The frequencies of many of the sources we discuss on these pages (and of LISA's best sensitivity) are far lower than that of the human ear. (The peak sensitivity of LIGO, by contrast, corresponds almost exactly to human audio.) The duration of the waves (months to years in some cases) also far exceeds what we imagine you are willing to sit through. Accordingly, we had to fudge things a bit: In these cases, frequencies are shifted by a factor of a few thousand from the way that nature would actually present them. Think of it as the audio equivalent of a "false color" image.
Sound files are generally available in .wav or .mp3 format; in some cases only one format may be available. There is no profound reason for this; generally, we make .wav files and then convert. Sometimes we haven't.
An interesting computational point
For some of these sounds, generating the data that goes into these waves is very CPU intensive.
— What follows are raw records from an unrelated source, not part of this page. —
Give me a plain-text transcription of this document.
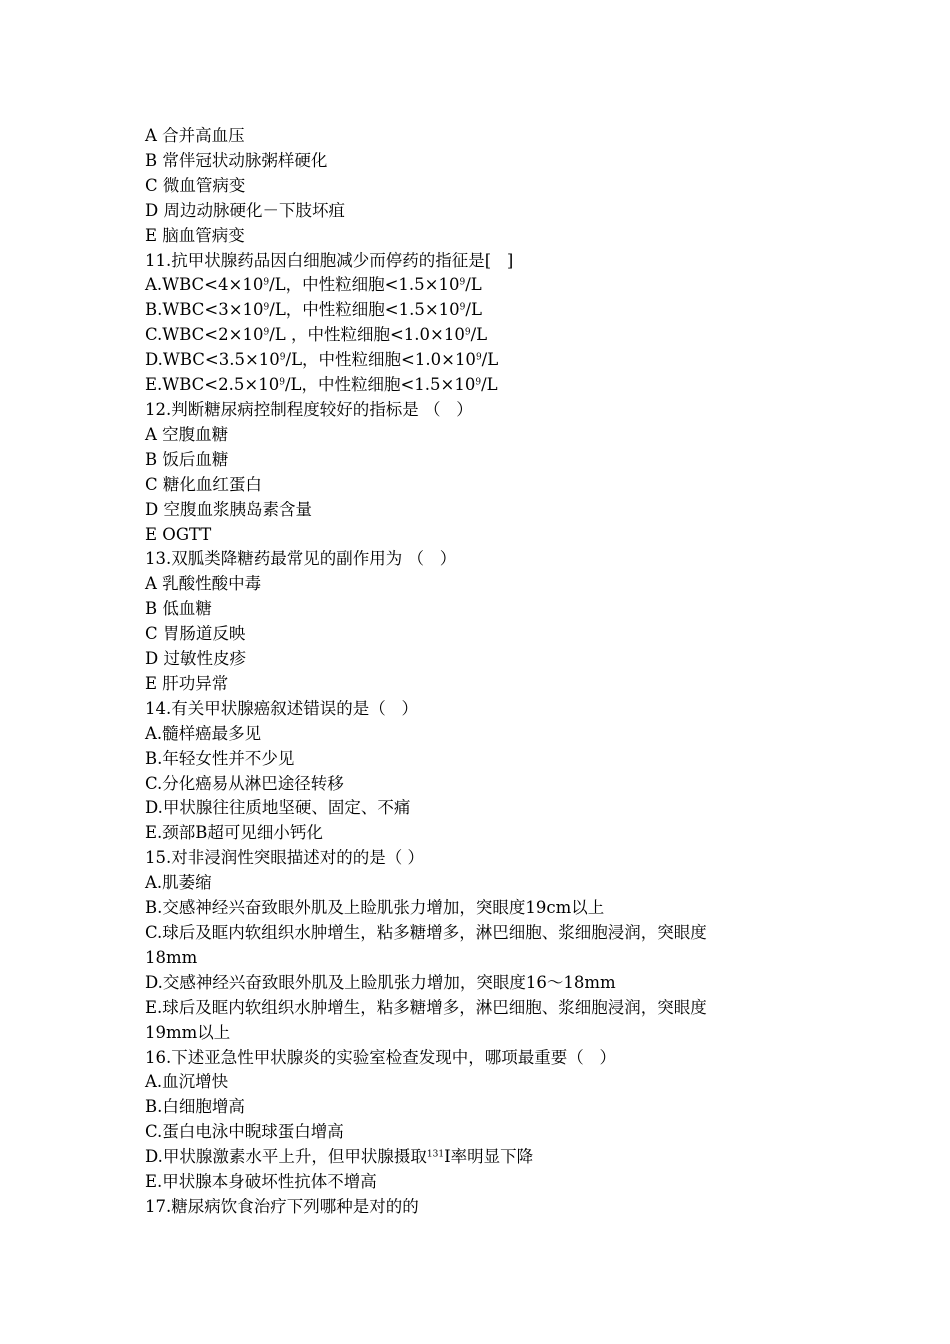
A 合并高血压
B 常伴冠状动脉粥样硬化
C 微血管病变
D 周边动脉硬化－下肢坏疽
E 脑血管病变
11.抗甲状腺药品因白细胞减少而停药的指征是[   ]
$A.WBC<4\times 10^9/L$，中性粒细胞$<1.5\times 10^9/L$
$B.WBC<3\times 10^9/L$，中性粒细胞$<1.5\times 10^9/L$
$C.WBC<2\times 10^9/L$ ，中性粒细胞$<1.0\times 10^9/L$
$D.WBC<3.5\times 10^9/L$，中性粒细胞$<1.0\times 10^9/L$
$E.WBC<2.5\times 10^9/L$，中性粒细胞$<1.5\times 10^9/L$
12.判断糖尿病控制程度较好的指标是 （   ）
A 空腹血糖
B 饭后血糖
C 糖化血红蛋白
D 空腹血浆胰岛素含量
E OGTT
13.双胍类降糖药最常见的副作用为 （   ）
A 乳酸性酸中毒
B 低血糖
C 胃肠道反映
D 过敏性皮疹
E 肝功异常
14.有关甲状腺癌叙述错误的是（   ）
A.髓样癌最多见
B.年轻女性并不少见
C.分化癌易从淋巴途径转移
D.甲状腺往往质地坚硬、固定、不痛
E.颈部B超可见细小钙化
15.对非浸润性突眼描述对的的是（ ）
A.肌萎缩
B.交感神经兴奋致眼外肌及上睑肌张力增加，突眼度19cm以上
C.球后及眶内软组织水肿增生，粘多糖增多，淋巴细胞、浆细胞浸润，突眼度
18mm
D.交感神经兴奋致眼外肌及上睑肌张力增加，突眼度16～18mm
E.球后及眶内软组织水肿增生，粘多糖增多，淋巴细胞、浆细胞浸润，突眼度
19mm以上
16.下述亚急性甲状腺炎的实验室检查发现中，哪项最重要（   ）
A.血沉增快
B.白细胞增高
C.蛋白电泳中睨球蛋白增高
D.甲状腺激素水平上升，但甲状腺摄取$^{131}$I率明显下降
E.甲状腺本身破坏性抗体不增高
17.糖尿病饮食治疗下列哪种是对的的
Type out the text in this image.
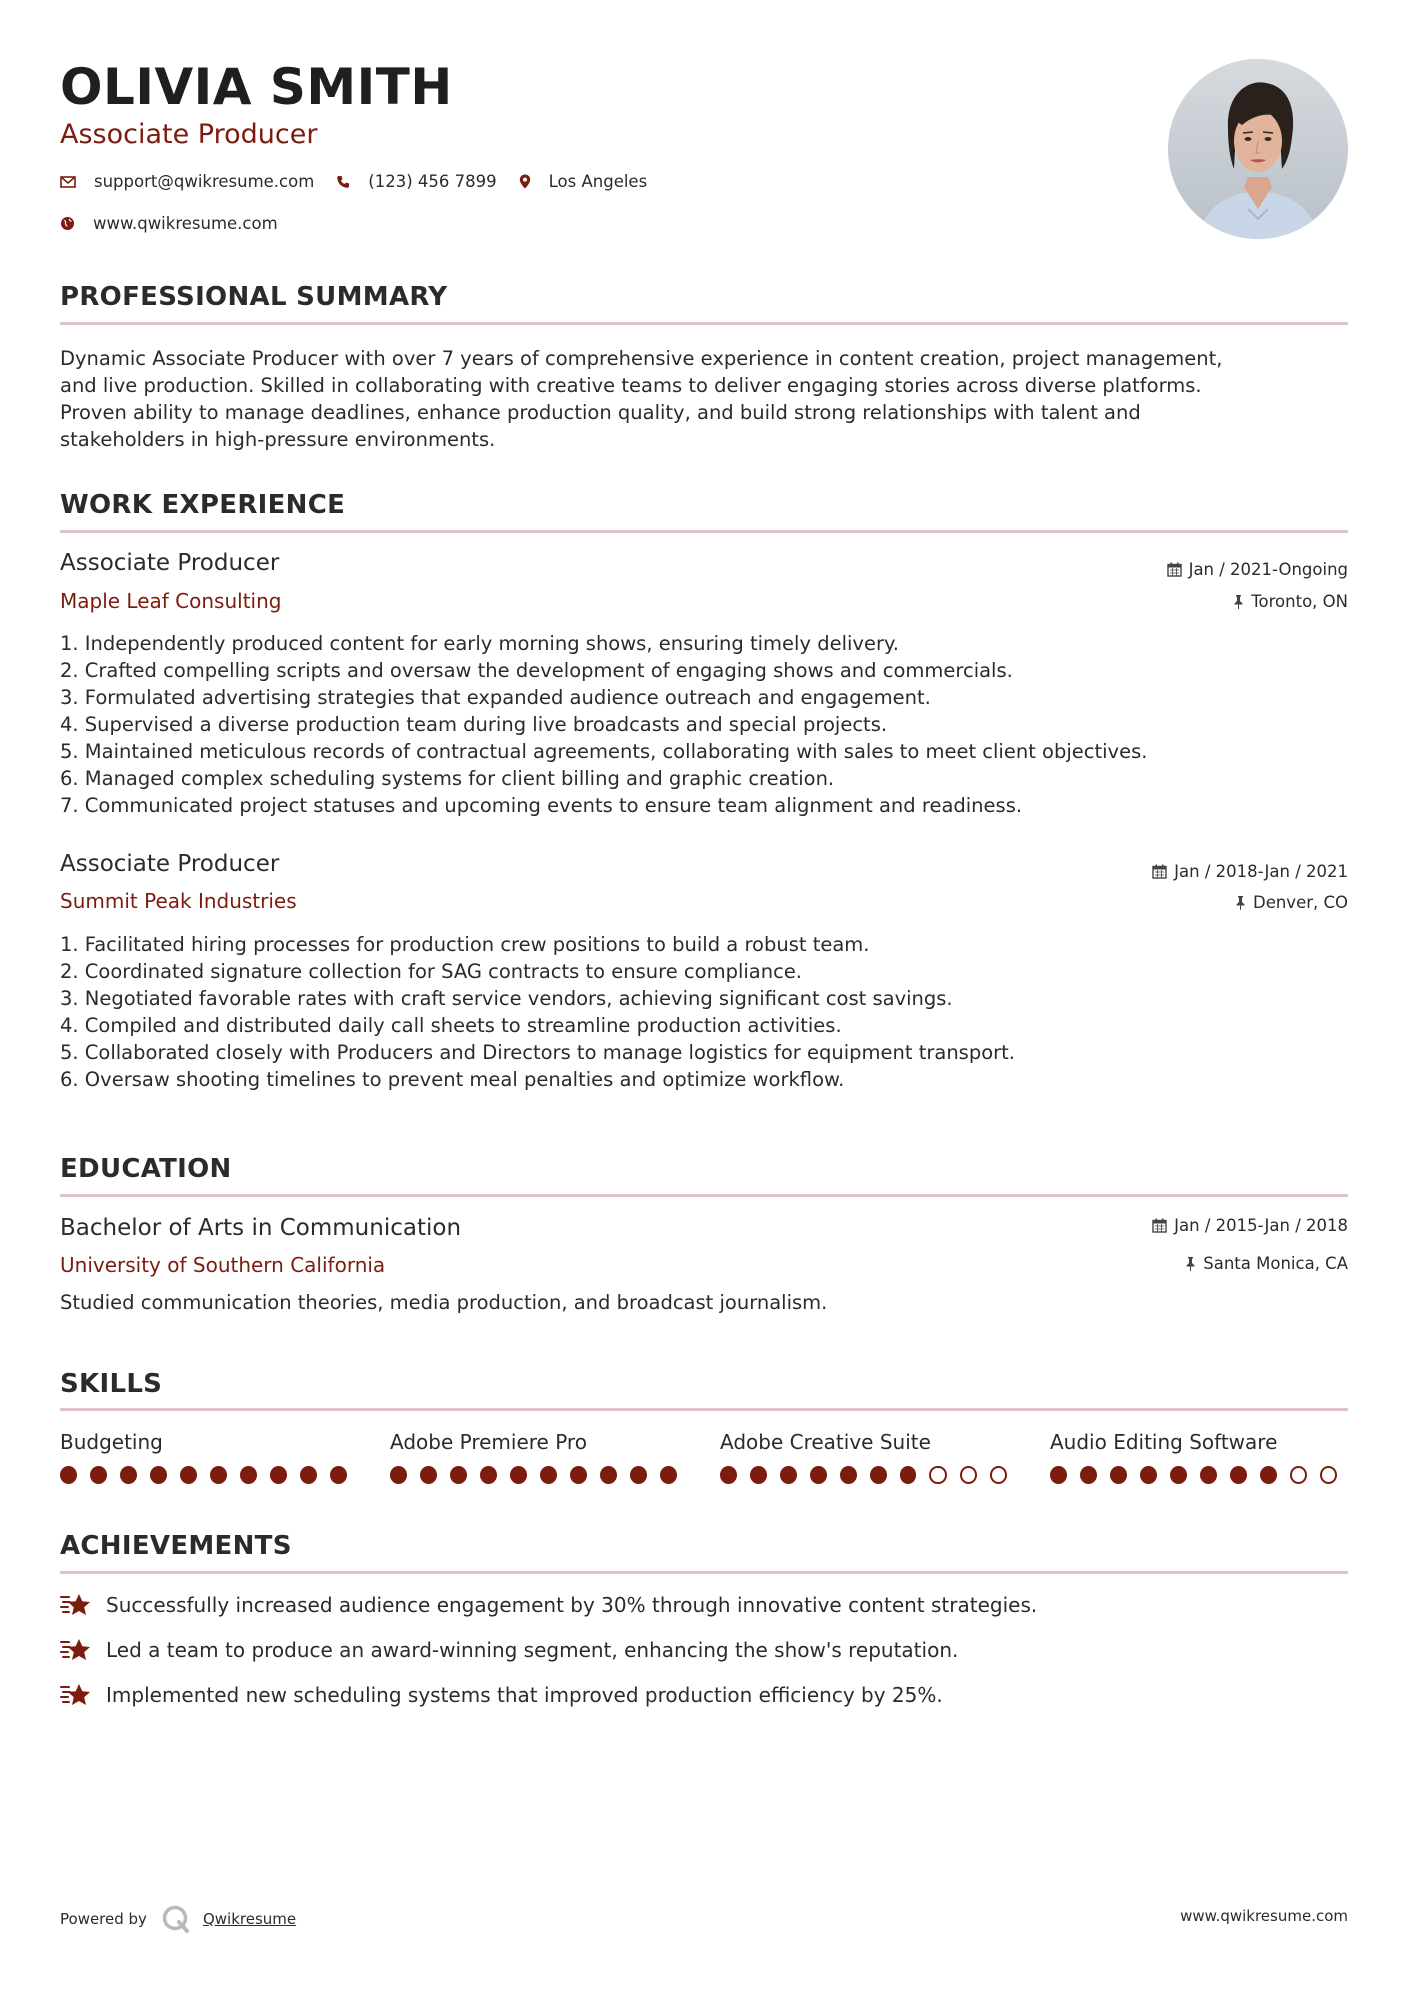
OLIVIA SMITH
Associate Producer
support@qwikresume.com	(123) 456 7899	Los Angeles
www.qwikresume.com
PROFESSIONAL SUMMARY
Dynamic Associate Producer with over 7 years of comprehensive experience in content creation, project management,
and live production. Skilled in collaborating with creative teams to deliver engaging stories across diverse platforms.
Proven ability to manage deadlines, enhance production quality, and build strong relationships with talent and
stakeholders in high-pressure environments.
WORK EXPERIENCE
Associate Producer
Maple Leaf Consulting
Jan / 2021-Ongoing
Toronto, ON
1. Independently produced content for early morning shows, ensuring timely delivery.
2. Crafted compelling scripts and oversaw the development of engaging shows and commercials.
3. Formulated advertising strategies that expanded audience outreach and engagement.
4. Supervised a diverse production team during live broadcasts and special projects.
5. Maintained meticulous records of contractual agreements, collaborating with sales to meet client objectives.
6. Managed complex scheduling systems for client billing and graphic creation.
7. Communicated project statuses and upcoming events to ensure team alignment and readiness.
Associate Producer
Summit Peak Industries
Jan / 2018-Jan / 2021
Denver, CO
1. Facilitated hiring processes for production crew positions to build a robust team.
2. Coordinated signature collection for SAG contracts to ensure compliance.
3. Negotiated favorable rates with craft service vendors, achieving significant cost savings.
4. Compiled and distributed daily call sheets to streamline production activities.
5. Collaborated closely with Producers and Directors to manage logistics for equipment transport.
6. Oversaw shooting timelines to prevent meal penalties and optimize workflow.
EDUCATION
Bachelor of Arts in Communication
University of Southern California
Jan / 2015-Jan / 2018
Santa Monica, CA
Studied communication theories, media production, and broadcast journalism.
SKILLS
Budgeting	Adobe Premiere Pro	Adobe Creative Suite	Audio Editing Software
ACHIEVEMENTS
Successfully increased audience engagement by 30% through innovative content strategies.
Led a team to produce an award-winning segment, enhancing the show's reputation.
Implemented new scheduling systems that improved production efficiency by 25%.
Powered by	Qwikresume	www.qwikresume.com
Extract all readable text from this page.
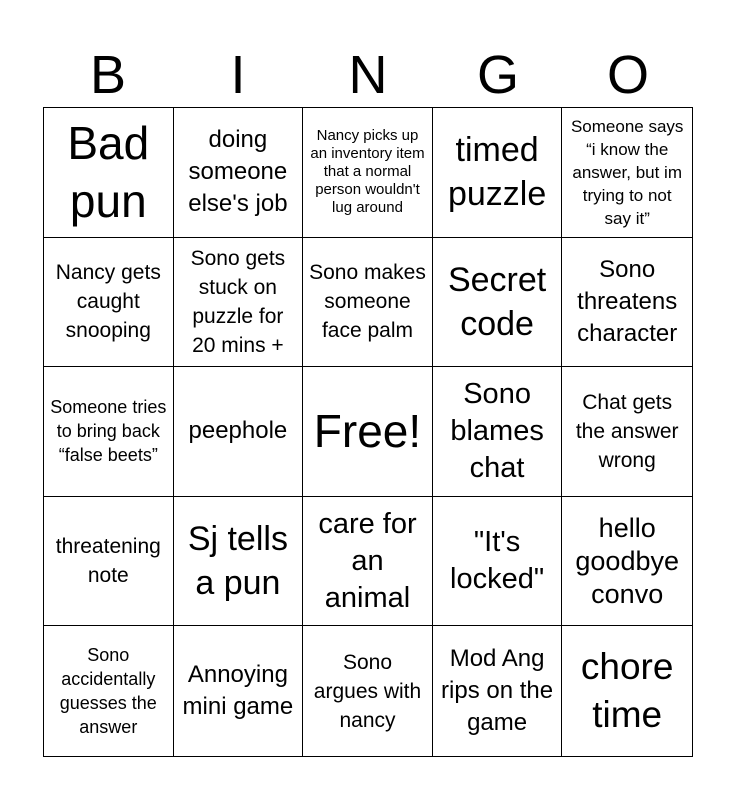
B	I	N	G	O
Bad pun
doing someone else's job
Nancy picks up an inventory item that a normal person wouldn't lug around
timed puzzle
Someone says “i know the answer, but im trying to not say it”
Nancy gets caught snooping
Sono gets stuck on puzzle for 20 mins +
Sono makes someone face palm
Secret code
Sono threatens character
Someone tries to bring back “false beets”
peephole Free!
Sono blames chat
Chat gets the answer wrong
threatening note
Sj tells a pun
care for an animal
"It's locked"
hello goodbye convo
Sono accidentally guesses the answer
Annoying mini game
Sono argues with nancy
Mod Ang rips on the game
chore time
To speed things along, we solve our equations on a discrete grid of orbits and then use interpolation techniques to get data at arbitrary points off the grid. When we first coded things up, we used a simple linear interpolation to get the "off grid" data. The sound that resulted tended to be like this:
Notice that this sounds very jagged: You can hear the moments at which the small body crosses a grid point. This is clearly an artifact of the linear interpolator, which introduces discontinuities in derivatives of the interpolated data. To clean things up, we next tried a cubic spline interpolation:
The jaggedness is gone! What's fascinating is that if you were to plot the two waves on top of one another, you would have a very hard time telling which one was spline interpolated and which was linearly interpolated. Our ear is really good at picking out subtle, phase sensitive information which can be hard to see in the underlying waveform.